For instance, in the second century, a young man asked a church Father how he could follow Christ more diligently, the answer was written,

                        READ LEGALISM

The questions arises from this passage in Acts, “How do you keep from being driven by non-essentials - so that the essentials are ignored.

How do you determine what to do as a believer and what not to do?!!!!!

1)  If the scriptures warn against it, don’t play around with it.

Don’t use this passage on Peter’s vision as liscense - don’t throw all your stuff on that sheet that descends from heaven and say,  “that’s not unclean anymore - nothing is - I can do anything and go anywhere and say anything. . .

Be careful that you don’t let just anything come into your life and then say, “Well, I’m under grace” - being “under grace” doesn’t meant that you can use grace to cover impurity, or a lack of godly discipline or a tolerance of sin.  Paul said, “Should sin abound that grace aboud more”  God forbid.


2)  If the scriptures forbid it, don’t try to justify it. 

This is the will of God, even your sanctification, that you abstain from fornication (sexual relations outside of marriage).  The Bible forbids it - don’t justify it - “we love each other. . .we’re going to get married -surely God understands. . .”

3)  If the scriptures are silent about it, don’t go door-to-door with  it.

Don’t turn what God may be doing in your life into a public crusade.

In other words, some practice or discipline may be for your life, but not every one elses.

Learn the difference between a Biblical command and a personal preference.  Now, there’s nothing wrong with personal preferences - I wish Christians had more of them . . . just remember their personal!

I’m wearing a suit instead of a robe - I’m called Stephen or Pastor, instead of Elder Davey or Bishop - not becuase scripture speaks to either way of doing it, in fact, any one of those titles would be Biblically acceptable . . . I simply have a preference.

Did you know in the third century there was quite a controversy on the physical posture you should have when praying?

            READ ARTICLE

You know what the problem was?  The scriptures do not command any particular posture - they are silent on the issue and these men went door to door with their personal preference.

4)  If the scriptures encourage it, don’t try to ignore it.

Find out more - study the implications - maybe God is addressing a needed area of change in your life.

5)  If the scriptures teach it, don’t try to live without it.

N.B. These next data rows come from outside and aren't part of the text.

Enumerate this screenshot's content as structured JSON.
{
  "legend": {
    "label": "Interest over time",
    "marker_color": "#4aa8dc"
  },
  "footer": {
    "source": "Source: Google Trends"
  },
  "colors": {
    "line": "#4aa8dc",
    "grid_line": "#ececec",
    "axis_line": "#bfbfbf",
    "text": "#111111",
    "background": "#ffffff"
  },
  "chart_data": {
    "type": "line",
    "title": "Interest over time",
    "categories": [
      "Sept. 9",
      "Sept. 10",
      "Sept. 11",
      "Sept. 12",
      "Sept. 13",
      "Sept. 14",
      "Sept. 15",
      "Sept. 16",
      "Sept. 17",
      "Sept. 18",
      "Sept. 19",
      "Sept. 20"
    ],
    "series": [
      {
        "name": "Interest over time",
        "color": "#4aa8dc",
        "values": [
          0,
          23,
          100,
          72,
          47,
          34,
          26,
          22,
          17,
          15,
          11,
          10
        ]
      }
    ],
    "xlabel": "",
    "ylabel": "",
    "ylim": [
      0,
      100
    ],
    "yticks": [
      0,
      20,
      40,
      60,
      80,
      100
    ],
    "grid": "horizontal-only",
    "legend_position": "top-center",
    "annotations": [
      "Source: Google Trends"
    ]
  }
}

In A.D. 220, Tertullian, a well known church father, set down some guidelines for praying.  He said if you lifted your hands toward heaven when you prayed,  they did not need to be washed every time before prayer - since they were spiritually clean.  Tertullian also believed it was wrong to sit when conversing with God in prayer.  (Have you ever been to a church that practiced standing whenever you read the scripture?  Well Tertullian would have been offended that you stood to read the word of God, but didn’t stand when you prayed to God.) 

Likewise he strongly believed you should never kneel in prayer on Easter becuase that was a day of celebrating the risen Lord.

Another famous church father, Clement of Alexandria, also in the third century, believed you should pray with eyes open toward heaven.  (he’d have a real problem with “heads bowed and eyes closed”)

Other believer taught that prayer was most spiritual if you stretched out your arms horizontally in the cross position as you prayed, in order to mimic the curcified Christ. 

Do you kneel?  Fall prostrate?  Hands up - washed or unwashed?

The controversy on the posture of prayer raged for more than 100 years, until the Council of Nicea declared that congregational prayer in the church should be offered standing up.



“Forsake colored clothing . . . remove everything in your wardrobe that is not white” (evidently taken from Revelation where the saints will be robed in white)  Stop sleeping on a soft pillow and taking warm baths (so far, I’m striking out, how about you?)  If you are sincere about following Christ, never shave your beard.  To shave is to attempt to improve on the work of Him who created us.  (written in the 2nd cent.)